The Court is required to raise and address jurisdictional issues, such as standing. See Chapman v. Pier 1 Imports (U.S.) Inc., 631 F.3d 939, 954 (9th Cir. 2011) (en banc). Failure to plead facts showing a likelihood that a requested injunction would provide meaningful relief is a significant jurisdictional defect. Lujan v. Defenders of Wildlife, 504 U.S. 555, 564 (1992) (holding that "some day" intentions to return to a location where future injury was likely did not show actual, imminent injury required for standing); Chapman, 631 F.3d at 948-49 (9th Cir. 2011) (holding that a plaintiff seeking injunctive relief must demonstrate a sufficient likelihood of being injured again in a similar way). This is not a phantom concern; ADA plaintiffs have, in the past, attempted to bring claims concerning van-accessible parking spaces in spite of the fact that they had never been to the premises in question in a van, and were unlikely to do so in the future. See, e.g., Strong v. Johnson, 2017 WL 3537746 (S.D.Cal., Aug. 17, 2017). Courts cannot guess at facts necessary to establish standing; the plaintiff must plead them. Chapman, 631 F.3d at 955. For example, an ADA plaintiff must plead facts rather than mere labels or conclusions showing which of the alleged violations deprives / / / him of full and equal access to facilities or how they deter him from visiting again due to his disability. Id at 955 and n.9 (citing Ashcroft v. Iqbal, 556 U.S. 662 (2009)).
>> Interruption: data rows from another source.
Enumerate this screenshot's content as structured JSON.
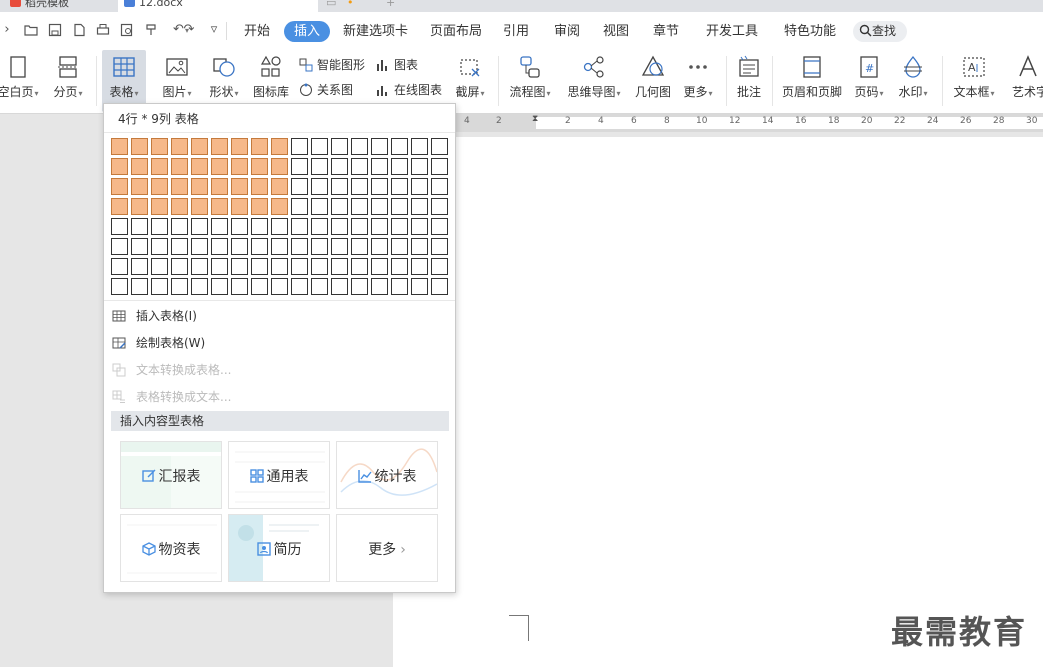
{
  "title_tabs": [
    {
      "label": "稻壳模板"
    },
    {
      "label": "12.docx"
    }
  ],
  "menu": {
    "tabs": [
      "开始",
      "插入",
      "新建选项卡",
      "页面布局",
      "引用",
      "审阅",
      "视图",
      "章节",
      "开发工具",
      "特色功能"
    ],
    "active_index": 1,
    "search_label": "查找"
  },
  "ribbon": {
    "buttons": [
      {
        "label": "空白页"
      },
      {
        "label": "分页"
      },
      {
        "label": "表格"
      },
      {
        "label": "图片"
      },
      {
        "label": "形状"
      },
      {
        "label": "图标库"
      },
      {
        "label": "截屏"
      },
      {
        "label": "流程图"
      },
      {
        "label": "思维导图"
      },
      {
        "label": "几何图"
      },
      {
        "label": "更多"
      },
      {
        "label": "批注"
      },
      {
        "label": "页眉和页脚"
      },
      {
        "label": "页码"
      },
      {
        "label": "水印"
      },
      {
        "label": "文本框"
      },
      {
        "label": "艺术字"
      }
    ],
    "small": [
      {
        "label": "智能图形"
      },
      {
        "label": "图表"
      },
      {
        "label": "关系图"
      },
      {
        "label": "在线图表"
      }
    ]
  },
  "ruler": {
    "numbers": [
      "4",
      "2",
      "2",
      "4",
      "6",
      "8",
      "10",
      "12",
      "14",
      "16",
      "18",
      "20",
      "22",
      "24",
      "26",
      "28",
      "30"
    ]
  },
  "table_dropdown": {
    "header": "4行 * 9列 表格",
    "grid": {
      "rows": 8,
      "cols": 17,
      "selected_rows": 4,
      "selected_cols": 9
    },
    "menu_items": [
      {
        "label": "插入表格(I)",
        "enabled": true
      },
      {
        "label": "绘制表格(W)",
        "enabled": true
      },
      {
        "label": "文本转换成表格...",
        "enabled": false
      },
      {
        "label": "表格转换成文本...",
        "enabled": false
      }
    ],
    "section_title": "插入内容型表格",
    "cards": [
      {
        "label": "汇报表"
      },
      {
        "label": "通用表"
      },
      {
        "label": "统计表"
      },
      {
        "label": "物资表"
      },
      {
        "label": "简历"
      },
      {
        "label": "更多"
      }
    ]
  },
  "watermark": "最需教育",
  "colors": {
    "accent": "#4a90e2",
    "grid_selected": "#f6b889",
    "icon_blue": "#4a90e2"
  }
}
This order dealt with the standing of plaintiffs in two separate cases bringing claims based on van-accessible parking spaces. At a jurisdictional hearing, the Court learned that one of the plaintiffs had never been to the premises in question in a van, and in fact had only ridden in a specially-equipped van once, when a friend who owned one gave her a ride. She usually rode public buses, and was unlikely ever to need a van-accessible parking space.
Rutherford has now filed an amended complaint (the "FAC"), which does not correct most of the defects, and fails to show that the Court can exercise jurisdiction over most of his claims.
According to the FAC, Rutherford visited the restaurant once, and was using a cane on that occasion. The FAC does not allege that he arrived in a van, or that he needed or used a specially-equipped van when using his cane—or, for that matter, that he has ever used such a van. The only injury he alleges is that the conditions in the parking lot required him to ambulate across an inaccessible pathway to get to the restaurant's entrance. (FAC, ¶ 21.) While he alleges he is deterred from returning while using his walker or wheelchair, he has never alleged facts suggesting he would be reasonably likely to be relying on either when he returns.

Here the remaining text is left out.